With its cryptic title – which sounds like the punchline to a macabre joke and evokes expectations of “body horror” creepiness – and its dreamlike, disjointed approach, “If I Had Legs I’d Kick You” feels like a dark comedic thriller from the outset, but few viewers are likely to get many laughs from it. Too raw to be campy and too cold to invite our compassion, it’s a film that dwells in an uncomfortable zone where we are too mortified to be moved and too appalled to look away. Though it’s technically a drama, Bronstein presents it as a horror story, of sorts, driven by psychological rather than supernatural forces, and builds it on an uneasy structure that teases us with expectations of “body horror” grotesquerie while forcing us to identify with a character whose lack of (presumably) universal parental instinct feels transgressive in a way that is somehow even more disquieting than the gore and mutilation we imagine might be coming at any moment of the film.
And we do imagine it, even expect it to come, which is as much to do with the near-oppressive claustrophobia that results from Bronstein’s use of near-constant close-ups as it does with the hint of impending violence that pervades the psychological tension. It’s not just that our frame of vision is kept tight and limited; her tactic keeps us uncertain of what’s going on outside the edges, creating a near-constant sense of something unseen lurking just beyond our view. Yet it also helps to put us into Linda’s state of mind; for almost the entire film, we never see the face of her daughter – nor do we ever know the child’s name – and her husband is just a strident voice on the other end of a phone call, and the effect places us squarely into her dissociated, depressed, and desperate existence.
Anchoring it all, of course, is Byrne’s remarkable performance. Vivid, vulnerable, and painfully real, it’s the centerpiece of the film, the part that emerges as greater than the whole; and while Oscar may have passed her over, she delivers a star turn for the ages and gives profound voice to a dark side of feminine experience that is rarely allowed to be aired.

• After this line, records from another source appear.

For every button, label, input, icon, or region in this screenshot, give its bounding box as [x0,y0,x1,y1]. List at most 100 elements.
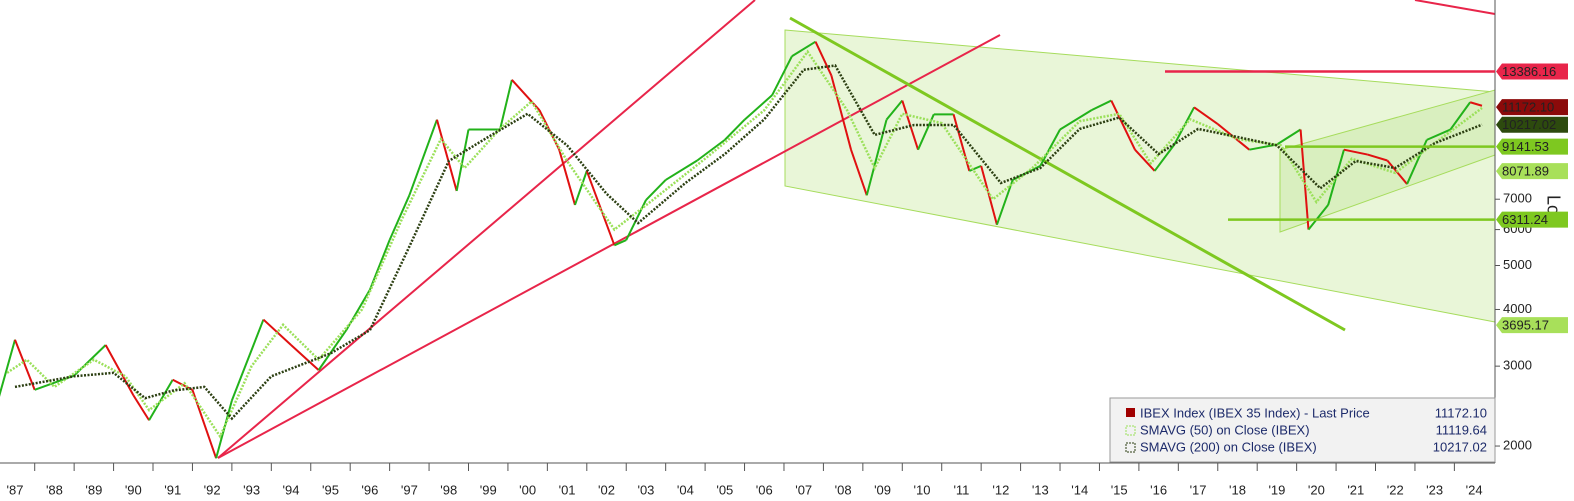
sma-line [14,64,1483,421]
price-segment [1193,106,1219,125]
level-tag [1496,211,1568,228]
price-segment [1367,153,1388,162]
level-tag [1496,163,1568,180]
x-tick-label: '04 [677,482,694,497]
x-tick-label: '12 [992,482,1009,497]
legend-label: SMAVG (200) on Close (IBEX) [1140,439,1317,454]
legend-swatch [1125,425,1136,436]
price-segment [1091,99,1112,112]
price-segment [368,239,391,291]
trend-line [1414,0,1496,15]
x-tick-label: '14 [1071,482,1088,497]
legend-value: 11172.10 [1435,405,1487,420]
x-tick-label: '94 [283,482,300,497]
price-segment [148,379,174,421]
x-tick-label: '05 [716,482,733,497]
price-segment [850,149,868,196]
x-tick-label: '90 [125,482,142,497]
level-tag [1496,116,1568,133]
price-segment [968,164,982,172]
y-tick-label: 2000 [1503,437,1532,452]
x-tick-label: '00 [519,482,536,497]
price-segment [455,129,470,192]
price-segment [1039,129,1061,167]
price-segment [885,99,904,121]
price-segment [613,239,627,247]
legend: IBEX Index (IBEX 35 Index) - Last Price … [1109,397,1496,463]
price-segment [435,119,458,192]
level-label: 8071.89 [1502,164,1549,179]
price-segment [262,318,292,346]
price-segment [743,94,773,121]
x-tick-label: '03 [637,482,654,497]
x-tick-label: '92 [204,482,221,497]
x-tick-label: '17 [1190,482,1207,497]
level-label: 9141.53 [1502,139,1549,154]
trend-line [217,0,756,459]
x-tick-label: '96 [361,482,378,497]
level-label: 6311.24 [1502,212,1548,227]
x-tick-label: '19 [1268,482,1285,497]
x-tick-label: '20 [1308,482,1325,497]
x-tick-label: '89 [85,482,102,497]
price-segment [104,344,135,396]
price-segment [132,394,150,421]
x-tick-label: '11 [953,482,969,497]
level-label: 10217.02 [1502,117,1556,132]
price-segment [0,339,16,397]
price-segment [317,329,348,371]
level-label: 11172.10 [1502,100,1554,115]
price-segment [1059,109,1093,131]
price-segment [1153,143,1176,172]
price-segment [665,159,698,181]
price-segment [290,344,320,371]
x-tick-label: '97 [401,482,418,497]
price-segment [14,339,36,391]
price-segment [215,400,233,459]
level-tag [1496,99,1568,116]
legend-swatch [1126,408,1135,417]
x-tick-label: '06 [756,482,773,497]
x-tick-label: '21 [1347,482,1364,497]
legend-value: 11119.64 [1436,422,1487,437]
price-segment [574,170,588,206]
price-segment [388,194,411,241]
x-tick-label: '08 [835,482,852,497]
price-segment [995,179,1014,226]
price-segment [771,55,793,96]
y-tick-label: 5000 [1503,257,1532,272]
x-tick-label: '18 [1229,482,1246,497]
legend-label: SMAVG (50) on Close (IBEX) [1140,422,1310,437]
trend-line [217,34,1001,459]
price-segment [952,114,971,172]
price-segment [814,41,833,76]
legend-box [1109,397,1496,463]
legend-value: 10217.02 [1433,439,1487,454]
x-tick-label: '13 [1032,482,1049,497]
sma-line [6,49,1483,439]
legend-label: IBEX Index (IBEX 35 Index) - Last Price [1140,405,1370,420]
price-segment [1426,128,1451,141]
x-tick-label: '23 [1426,482,1443,497]
price-segment [791,40,817,58]
price-segment [558,149,576,206]
x-tick-label: '87 [7,482,24,497]
price-segment [1110,100,1136,151]
x-tick-label: '16 [1150,482,1167,497]
price-segment [1343,148,1368,156]
price-segment [1469,101,1483,107]
price-segment [696,139,726,162]
price-segment [230,319,265,401]
legend-swatch [1125,442,1136,453]
x-tick-label: '93 [243,482,260,497]
y-tick-label: 4000 [1503,301,1532,316]
price-segment [1307,204,1329,231]
x-tick-label: '09 [874,482,891,497]
x-tick-label: '15 [1111,482,1128,497]
level-tag [1496,138,1568,155]
price-segment [1449,101,1471,131]
price-segment [499,79,513,130]
x-tick-label: '02 [598,482,615,497]
price-segment [1276,128,1302,146]
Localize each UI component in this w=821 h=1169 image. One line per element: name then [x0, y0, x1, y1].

That, of course, is the key to Bronstein’s seeming purpose; inspired by her own struggles with postpartum depression, her film feels like both a confession and an exorcism, a parable in which the expectations of unconditional motherly love fall into question, and the burden placed on a woman to subjugate her own existence in service of a child – and a seemingly ungrateful one, at that – becomes a powerful exploration of feminist themes. It’s an exploration that might go too far, for some, but it expresses a truth that those of us who are not mothers (and many of us who are) might be loath to acknowledge.
Uncomfortable though it may be, Bronstein’s movie draws us in and persuades our emotional investment despite its difficult and unlikable characters, thanks to her star player and her layered, puzzle-like screenplay, which captures Linda’s scattered psyche and warped perceptions with an approach that creates structure through fragments, clues and suggestions; and while it may not land quite as squarely, in the end, as we might hope, its bold and transgressive style – coupled with the career-topping performance at its center – are more than enough reason to catch this Oscar “also-ran” before putting this year’s award season behind you once and for all.